Nvidia isn't just making waves with its raytracing hardware, it's making a splash in the supercomputing space as well. The company's Tesla V100 GPUs now power the world's two fastest supercomputers as ranked on the Top500 list, with both spots occupied by the United States.
The US had already claimed the top spot previously with the US Department of Energy's Summit at Oak Ridge National Laboratory. It's even faster now, offering 143.5 petaflops of performance in Linpack.
As with Summit, the DoE's Sierra Supercomputer at Lawrence Livermore National Lab added more than 20 petaflops to its Linpack total, bringing it up to 94.6 petaflops. That was enough to move up from third place and steal the number two spot from China, though China still has more systems in the Top500 list overall (227 to the US's 109).
And if that's not enough, Nvidia's own SaturnV isn't even submitted to the Top500 list, but based on core specs it should place in the top five. And that's assuming Nvidia hasn't added nodes to the supercomputer. Our GPU editor Jarred at least thinks there's a real chance Nvidia might stealthily own the top spot with its in-house project.
Nvidia founder and CEO Jensen Huang used the achievement to once again declare the death of Moore's Law, which is a not-so-veiled shot at Intel.
"This is a breakout year for Nvidia in the world of supercomputing," Huang said. "With the end of Moore’s law, a new HPC market has emerged, fueled by new AI and machine learning workloads. These rely as never before on our high-performance, highly efficient GPU platform to provide the power required to address the most challenging problems in science and society."
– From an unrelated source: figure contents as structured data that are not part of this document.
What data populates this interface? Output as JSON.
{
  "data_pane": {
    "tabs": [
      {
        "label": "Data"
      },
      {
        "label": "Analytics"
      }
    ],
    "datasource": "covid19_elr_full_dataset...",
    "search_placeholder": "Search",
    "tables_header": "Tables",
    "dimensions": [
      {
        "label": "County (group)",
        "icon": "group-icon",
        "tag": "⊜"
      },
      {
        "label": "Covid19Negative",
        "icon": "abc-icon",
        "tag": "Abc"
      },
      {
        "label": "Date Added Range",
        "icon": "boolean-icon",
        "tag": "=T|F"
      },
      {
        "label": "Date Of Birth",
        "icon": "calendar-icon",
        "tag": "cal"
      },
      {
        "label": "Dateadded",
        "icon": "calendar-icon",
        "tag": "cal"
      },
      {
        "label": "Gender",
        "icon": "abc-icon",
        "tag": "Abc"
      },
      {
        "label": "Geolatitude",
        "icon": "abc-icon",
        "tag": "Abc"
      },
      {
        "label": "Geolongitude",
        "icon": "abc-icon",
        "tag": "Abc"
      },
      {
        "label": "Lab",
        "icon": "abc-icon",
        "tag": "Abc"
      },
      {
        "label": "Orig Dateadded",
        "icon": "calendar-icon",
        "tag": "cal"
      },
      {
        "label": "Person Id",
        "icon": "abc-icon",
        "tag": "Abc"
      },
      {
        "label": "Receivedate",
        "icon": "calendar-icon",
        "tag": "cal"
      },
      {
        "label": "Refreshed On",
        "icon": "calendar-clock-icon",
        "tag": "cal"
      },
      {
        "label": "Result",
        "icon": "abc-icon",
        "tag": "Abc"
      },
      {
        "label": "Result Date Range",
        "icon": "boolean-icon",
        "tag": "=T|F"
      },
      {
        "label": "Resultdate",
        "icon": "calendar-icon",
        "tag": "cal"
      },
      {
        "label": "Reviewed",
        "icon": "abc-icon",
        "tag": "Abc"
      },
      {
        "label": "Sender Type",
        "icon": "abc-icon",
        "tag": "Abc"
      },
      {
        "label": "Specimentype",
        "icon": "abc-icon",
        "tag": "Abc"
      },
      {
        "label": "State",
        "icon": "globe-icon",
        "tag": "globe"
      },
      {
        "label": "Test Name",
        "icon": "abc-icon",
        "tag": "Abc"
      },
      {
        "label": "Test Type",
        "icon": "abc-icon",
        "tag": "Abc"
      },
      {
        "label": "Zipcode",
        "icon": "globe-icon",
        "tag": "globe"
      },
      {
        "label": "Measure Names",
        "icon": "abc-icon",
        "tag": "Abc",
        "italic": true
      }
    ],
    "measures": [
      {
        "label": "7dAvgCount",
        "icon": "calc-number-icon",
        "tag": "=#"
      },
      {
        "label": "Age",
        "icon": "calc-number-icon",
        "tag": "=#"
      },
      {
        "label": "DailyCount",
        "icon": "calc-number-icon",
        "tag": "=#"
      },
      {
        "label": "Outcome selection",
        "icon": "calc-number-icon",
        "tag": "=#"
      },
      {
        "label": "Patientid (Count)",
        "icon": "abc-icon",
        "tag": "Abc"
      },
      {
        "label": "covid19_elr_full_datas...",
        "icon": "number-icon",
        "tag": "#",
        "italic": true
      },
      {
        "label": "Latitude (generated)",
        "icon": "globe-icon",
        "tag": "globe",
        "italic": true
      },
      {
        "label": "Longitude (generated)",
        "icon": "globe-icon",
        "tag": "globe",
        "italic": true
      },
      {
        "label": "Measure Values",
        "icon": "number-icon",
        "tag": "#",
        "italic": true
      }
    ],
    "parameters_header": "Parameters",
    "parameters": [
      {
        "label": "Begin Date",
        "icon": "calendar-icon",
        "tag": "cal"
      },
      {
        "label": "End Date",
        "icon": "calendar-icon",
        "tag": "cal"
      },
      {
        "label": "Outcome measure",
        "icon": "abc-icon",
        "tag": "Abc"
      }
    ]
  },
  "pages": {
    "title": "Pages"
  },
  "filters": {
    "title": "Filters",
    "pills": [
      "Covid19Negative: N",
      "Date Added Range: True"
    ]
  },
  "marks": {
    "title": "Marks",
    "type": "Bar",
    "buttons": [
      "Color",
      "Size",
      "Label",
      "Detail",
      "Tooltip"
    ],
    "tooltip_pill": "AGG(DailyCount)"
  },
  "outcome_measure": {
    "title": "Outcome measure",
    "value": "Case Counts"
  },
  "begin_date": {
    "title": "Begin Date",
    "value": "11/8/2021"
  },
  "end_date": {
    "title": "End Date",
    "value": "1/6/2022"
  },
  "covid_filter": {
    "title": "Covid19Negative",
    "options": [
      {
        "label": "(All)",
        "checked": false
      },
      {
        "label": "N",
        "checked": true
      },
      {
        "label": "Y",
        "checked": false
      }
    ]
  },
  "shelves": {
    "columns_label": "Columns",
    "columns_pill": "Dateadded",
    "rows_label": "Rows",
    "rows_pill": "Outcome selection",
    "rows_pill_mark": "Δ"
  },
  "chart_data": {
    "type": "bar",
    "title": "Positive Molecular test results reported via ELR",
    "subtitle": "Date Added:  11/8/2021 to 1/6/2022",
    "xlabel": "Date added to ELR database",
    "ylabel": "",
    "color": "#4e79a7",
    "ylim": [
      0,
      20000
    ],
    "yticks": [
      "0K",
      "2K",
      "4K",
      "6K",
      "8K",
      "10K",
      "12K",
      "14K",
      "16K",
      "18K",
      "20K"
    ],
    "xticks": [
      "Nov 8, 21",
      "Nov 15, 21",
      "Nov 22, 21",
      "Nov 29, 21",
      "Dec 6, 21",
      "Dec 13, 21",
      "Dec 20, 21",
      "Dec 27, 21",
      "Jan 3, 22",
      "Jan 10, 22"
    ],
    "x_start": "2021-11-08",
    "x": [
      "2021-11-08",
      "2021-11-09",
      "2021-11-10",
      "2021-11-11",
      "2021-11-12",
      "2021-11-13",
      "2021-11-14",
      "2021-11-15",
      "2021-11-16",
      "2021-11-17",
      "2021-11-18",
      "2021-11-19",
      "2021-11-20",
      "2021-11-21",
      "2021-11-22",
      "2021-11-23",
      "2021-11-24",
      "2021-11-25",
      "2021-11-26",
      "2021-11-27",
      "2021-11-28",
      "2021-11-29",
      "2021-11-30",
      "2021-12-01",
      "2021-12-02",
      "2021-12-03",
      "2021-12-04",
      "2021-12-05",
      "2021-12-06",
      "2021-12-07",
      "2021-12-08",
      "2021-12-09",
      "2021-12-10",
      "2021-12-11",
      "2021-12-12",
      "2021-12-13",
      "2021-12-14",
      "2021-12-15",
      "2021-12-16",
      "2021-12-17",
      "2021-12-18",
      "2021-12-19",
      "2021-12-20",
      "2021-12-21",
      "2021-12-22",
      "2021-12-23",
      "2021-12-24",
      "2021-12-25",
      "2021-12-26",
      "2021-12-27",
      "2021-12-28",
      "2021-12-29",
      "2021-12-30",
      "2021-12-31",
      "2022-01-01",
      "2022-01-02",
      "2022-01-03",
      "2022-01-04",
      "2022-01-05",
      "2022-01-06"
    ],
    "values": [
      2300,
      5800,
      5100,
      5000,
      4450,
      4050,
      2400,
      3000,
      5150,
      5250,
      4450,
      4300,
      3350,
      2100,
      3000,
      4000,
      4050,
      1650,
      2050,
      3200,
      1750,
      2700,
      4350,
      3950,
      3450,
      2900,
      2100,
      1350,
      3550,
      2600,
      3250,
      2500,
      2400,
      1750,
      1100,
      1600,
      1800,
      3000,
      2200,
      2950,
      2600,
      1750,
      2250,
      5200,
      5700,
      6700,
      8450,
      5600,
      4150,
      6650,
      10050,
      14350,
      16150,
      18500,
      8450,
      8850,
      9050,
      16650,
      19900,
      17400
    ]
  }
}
Nvidia has reason to be excited about the direction supercomputers have gone. In the past year, it has seen a 48 percent increase in the number of supercomputers using its GPU accelerators—it now powers 127 of the top 500 systems. And if narrowing the list to the "greenest" supercomputers, Nvidia's GPUs are found in 22 of the top 25 systems in the Green500 list.
"At least some of the company’s momentum can be attributed to the fact the V100 can accelerate both traditional 64-bit HPC simulations, as well as machine learning/deep learning (ML/DL) algorithms—the latter using the lower precision capabilities of the GPU’s Tensor Cores. While this might have seemed like an odd pairing a year or two ago, it turns out more and more HPC users are inserting ML/DL into their workflows. Once again, Nvidia was ahead of the curve, much to the chagrin of its competition – AMD, Intel, et al," Top500 noted.
This doesn't mean much for gaming, at least not directly. However, it's not without some crossover. Nvidia has been porting its AI and machine learning efforts to the consumer side, with its Turing GPU architecture featuring Tensor Cores as well. We also have to wonder how many Turing GPUs have been shipped to non-gaming sectors, including potentially ML/DL supercomputers. That might explain the somewhat limited availability of RTX 2080 Ti cards at least.